Sampling across location of isolation 🗺️

Last, we’ll sample near neighbors of the focal sequences from the context sequences. Of the near-neighbor sequences that are identified for each focal sequence (up to 10 by default), 3 sequences will be selected at random such that each location (defined in the context-metadata.tsv file) has an equal probability of being selected for inclusion in downstream analysis.

[Command Line]
[Python API]
[R API]
[View Source]
qiime genome-sampler sample-neighbors \
  --i-focal-seqs filtered-focal-seqs.qza \
  --i-context-seqs filtered-context-seqs.qza \
  --m-locale-file context-metadata.tsv \
  --m-locale-column location \
  --p-percent-id 0.9999 \
  --p-samples-per-cluster 3 \
  --o-selection neighbor-selection.qza

Combine and summarize samples

Now, we’ll combine the results of the three sampling approaches:

[Command Line]
[Python API]
[R API]
[View Source]
qiime genome-sampler combine-selections \
  --i-selections date-selection.qza diversity-selection.qza neighbor-selection.qza \
  --o-combined-selection master-selection.qza

And we’ll generate a summary of the full selection process:

[Command Line]
[Python API]
[R API]
[View Source]
qiime genome-sampler summarize-selections \
  --i-selections date-selection.qza diversity-selection.qza neighbor-selection.qza \
  --o-visualization selection-summary.qzv

The selection-summary.qzv file provides a summary of the sampling run. You can view this file using QIIME 2 View. Be sure to click the Provenance tab after loading the file on that page - that will provide full details on the workflow that was executed. How many sequences were retained by each sampling step?
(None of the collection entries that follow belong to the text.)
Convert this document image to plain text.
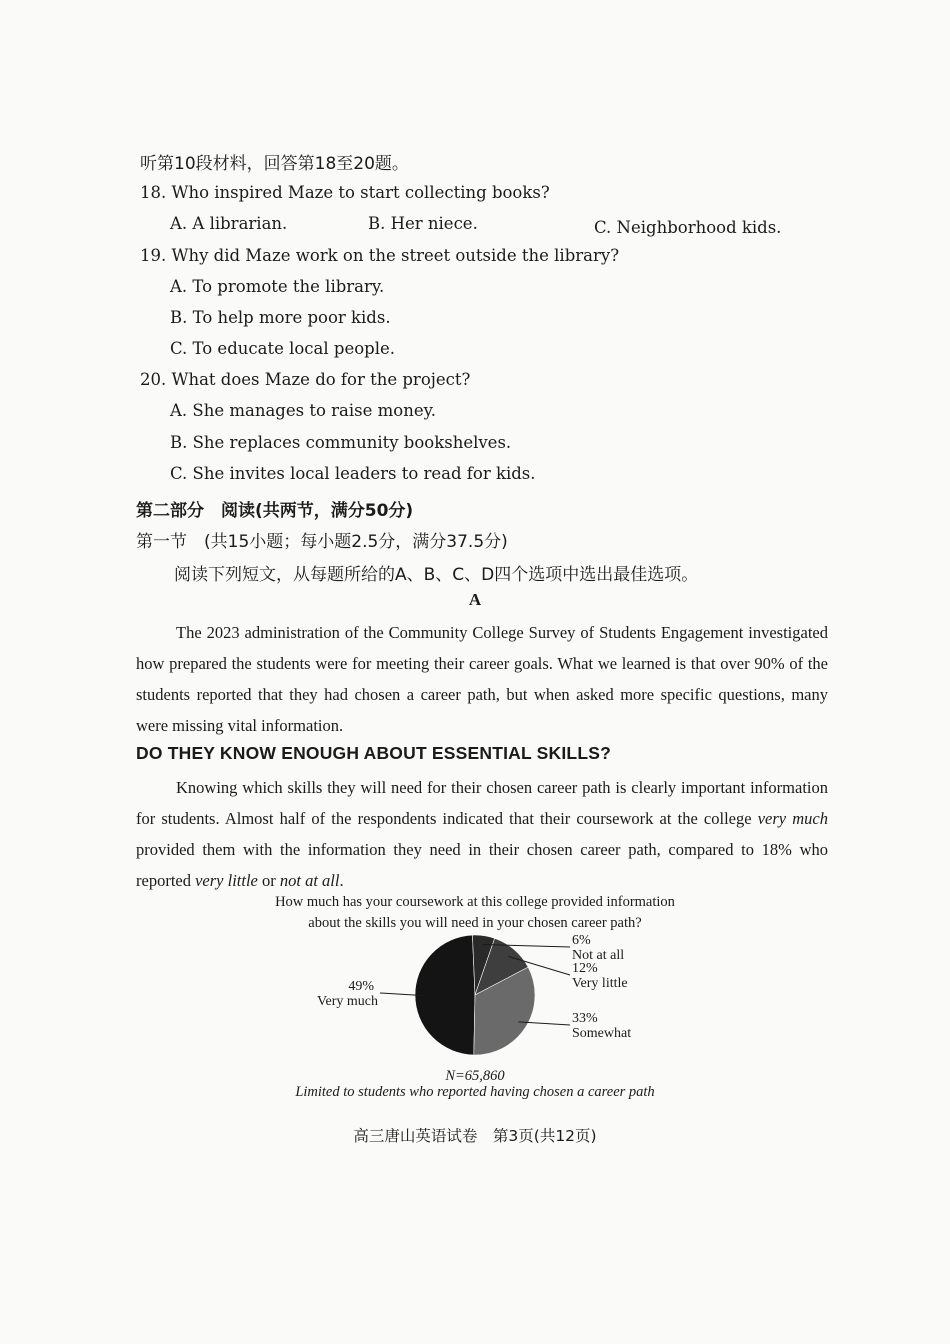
听第10段材料，回答第18至20题。
18. Who inspired Maze to start collecting books?
A. A librarian.	B. Her niece.	C. Neighborhood kids.
19. Why did Maze work on the street outside the library?
A. To promote the library.
B. To help more poor kids.
C. To educate local people.
20. What does Maze do for the project?
A. She manages to raise money.
B. She replaces community bookshelves.
C. She invites local leaders to read for kids.
第二部分　阅读(共两节，满分50分)
第一节　(共15小题；每小题2.5分，满分37.5分)
阅读下列短文，从每题所给的A、B、C、D四个选项中选出最佳选项。
A
The 2023 administration of the Community College Survey of Students Engagement investigated how prepared the students were for meeting their career goals. What we learned is that over 90% of the students reported that they had chosen a career path, but when asked more specific questions, many were missing vital information.
DO THEY KNOW ENOUGH ABOUT ESSENTIAL SKILLS?
Knowing which skills they will need for their chosen career path is clearly important information for students. Almost half of the respondents indicated that their coursework at the college very much provided them with the information they need in their chosen career path, compared to 18% who reported very little or not at all.
How much has your coursework at this college provided information
about the skills you will need in your chosen career path?
49%
Very much
6%
Not at all
12%
Very little
33%
Somewhat
N=65,860
Limited to students who reported having chosen a career path
高三唐山英语试卷　第3页(共12页)
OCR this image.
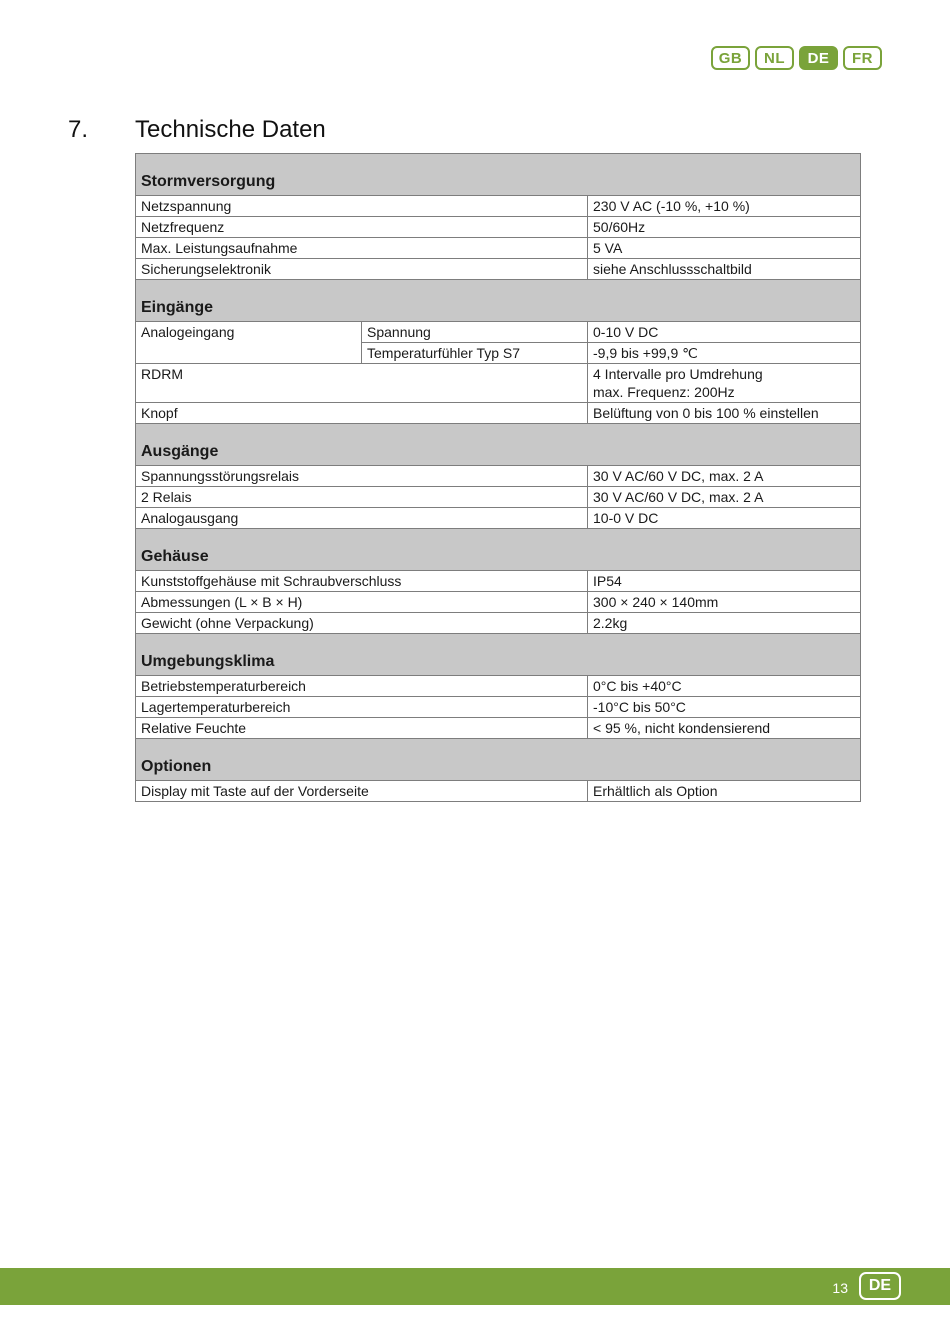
GB	NL	DE	FR
7. Technische Daten
Stormversorgung		
Netzspannung		230 V AC (-10 %, +10 %)
Netzfrequenz		50/60Hz
Max. Leistungsaufnahme		5 VA
Sicherungselektronik		siehe Anschlussschaltbild
Eingänge		
Analogeingang	Spannung	0-10 V DC
	Temperaturfühler Typ S7	-9,9 bis +99,9 ℃
RDRM		4 Intervalle pro Umdrehung
max. Frequenz: 200Hz

Knopf		Belüftung von 0 bis 100 % einstellen
Ausgänge		
Spannungsstörungsrelais		30 V AC/60 V DC, max. 2 A
2 Relais		30 V AC/60 V DC, max. 2 A
Analogausgang		10-0 V DC
Gehäuse		
Kunststoffgehäuse mit Schraubverschluss		IP54
Abmessungen (L × B × H)		300 × 240 × 140mm
Gewicht (ohne Verpackung)		2.2kg
Umgebungsklima		
Betriebstemperaturbereich		0°C bis +40°C
Lagertemperaturbereich		-10°C bis 50°C
Relative Feuchte		< 95 %, nicht kondensierend
Optionen		
Display mit Taste auf der Vorderseite		Erhältlich als Option
13	DE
Preparing sampled data for downstream applications

We’re now ready to start compiling our final data set. To do this, we’ll use the master-selection.qza file to select specific context sequences from the filtered-context-seqs.qza file that was generated earlier.

[Command Line]
[Python API]
[R API]
[View Source]
qiime feature-table filter-seqs \
  --i-data filtered-context-seqs.qza \
  --m-metadata-file master-selection.qza \
  --o-filtered-data subsampled-context-seqs.qza

Next, merge the resulting subsampled context sequences with the focal sequences to create the final QIIME 2 artifact.

[Command Line]
[Python API]
[R API]
[View Source]
qiime feature-table merge-seqs \
  --i-data subsampled-context-seqs.qza filtered-focal-seqs.qza \
  --o-merged-data sequences.qza

Exporting data

Optional: alignment and phylogenetic reconstruction with QIIME 2

QIIME 2 contains tools for preliminary sequence alignment and phylogenetic tree generation in the q2-alignment and q2-phylogeny plugins. QIIME 2 is not designed for high-accuracy phylogenetic analysis, but it can help you to generate and visualize initial alignments and trees.

These steps would take the sequences.qza file as input, so if you’re interested in using these you could postpone or skip the export step that you ran above.